Bartlett on Gardening: Consider Fall-Blooming Crocus

​​I confess that I’ll try almost any plant once. Some years ago I decided to spice up a long perennial border with a few Crocus specious. These little jewels provide the most delightful zest when the gardener least expects it. They bloom in shades of blue and mauve that glow in the light of short autumn days. The foliage appears in late winter, disappearing in mid-spring, so that one forgets about them until they suddenly reappear in late September or early October.

Like their spring-blooming cousins, these crocus are members of the iris family. The most famous member of the clan is C. sativus, the saffron crocus. Saffron crocus bear long, scarlet stigma (the long red tips of the female pistils), three per blossom, which can be plucked and dried to make the highly- prized spice saffron. At about $8.50 per gram ($240 per ounce), saffron is the most expensive spice in the world.
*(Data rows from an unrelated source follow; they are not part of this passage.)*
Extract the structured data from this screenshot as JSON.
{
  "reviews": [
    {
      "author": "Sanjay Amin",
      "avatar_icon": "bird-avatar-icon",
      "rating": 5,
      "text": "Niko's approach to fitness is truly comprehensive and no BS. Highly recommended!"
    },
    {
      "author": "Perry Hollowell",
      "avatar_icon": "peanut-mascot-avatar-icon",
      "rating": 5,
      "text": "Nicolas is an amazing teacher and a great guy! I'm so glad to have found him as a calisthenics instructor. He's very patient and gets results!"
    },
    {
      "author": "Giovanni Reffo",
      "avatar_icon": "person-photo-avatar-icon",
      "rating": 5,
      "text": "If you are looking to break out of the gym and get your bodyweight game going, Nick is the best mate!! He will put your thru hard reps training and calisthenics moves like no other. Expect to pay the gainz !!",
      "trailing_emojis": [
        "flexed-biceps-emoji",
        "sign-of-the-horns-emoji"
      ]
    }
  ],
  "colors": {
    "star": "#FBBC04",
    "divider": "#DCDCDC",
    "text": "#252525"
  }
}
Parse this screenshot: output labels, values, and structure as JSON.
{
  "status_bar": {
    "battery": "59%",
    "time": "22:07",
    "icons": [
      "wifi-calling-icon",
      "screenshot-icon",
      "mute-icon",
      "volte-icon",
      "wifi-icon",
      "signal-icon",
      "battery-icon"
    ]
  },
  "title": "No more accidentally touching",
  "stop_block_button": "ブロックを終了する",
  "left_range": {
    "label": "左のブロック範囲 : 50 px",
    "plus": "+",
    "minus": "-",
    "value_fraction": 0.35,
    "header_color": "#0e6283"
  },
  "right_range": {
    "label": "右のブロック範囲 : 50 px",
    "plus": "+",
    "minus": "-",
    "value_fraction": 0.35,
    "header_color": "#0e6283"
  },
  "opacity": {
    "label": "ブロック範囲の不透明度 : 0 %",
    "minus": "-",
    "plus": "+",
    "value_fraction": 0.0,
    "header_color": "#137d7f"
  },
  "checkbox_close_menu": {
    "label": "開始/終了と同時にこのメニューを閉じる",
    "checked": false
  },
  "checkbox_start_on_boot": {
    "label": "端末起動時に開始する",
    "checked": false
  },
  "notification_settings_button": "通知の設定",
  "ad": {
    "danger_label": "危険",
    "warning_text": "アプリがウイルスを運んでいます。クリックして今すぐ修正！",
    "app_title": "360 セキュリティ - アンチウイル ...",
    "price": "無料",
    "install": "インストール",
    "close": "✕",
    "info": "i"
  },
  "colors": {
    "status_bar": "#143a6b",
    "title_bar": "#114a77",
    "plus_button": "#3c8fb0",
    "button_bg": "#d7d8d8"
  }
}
You’ll need to pluck about 180 stigma to get a gram.

Colchicum autumnal is commonly called an autumn-blooming crocus; however, it is actually a member of the lily family. It does bloom at ground level at the same time as the crocus. The larger, showier flowers are brilliant purplish pinks or white. Foliage appears in spring, disappearing in summer. The corms can be forced indoors without soil or water. Beware, colchicum are extremely toxic.

Crocus bulbs ready to force

Generally the corms of both crocus and colchicum are more available from mail-order sources than garden centers. Plant them in late summer or early fall. Both like well-drained soil and tolerate a sunny site if kept watered. They work well among low-growing ground covers or in the front of the border. The glow of these autumn blooming beauties is a welcome contrast to the ubiquitous mums.

Native Californian Ann Bartlett never lets a lack of experience with a plant stop her from trying it in the ornamental beds around her home.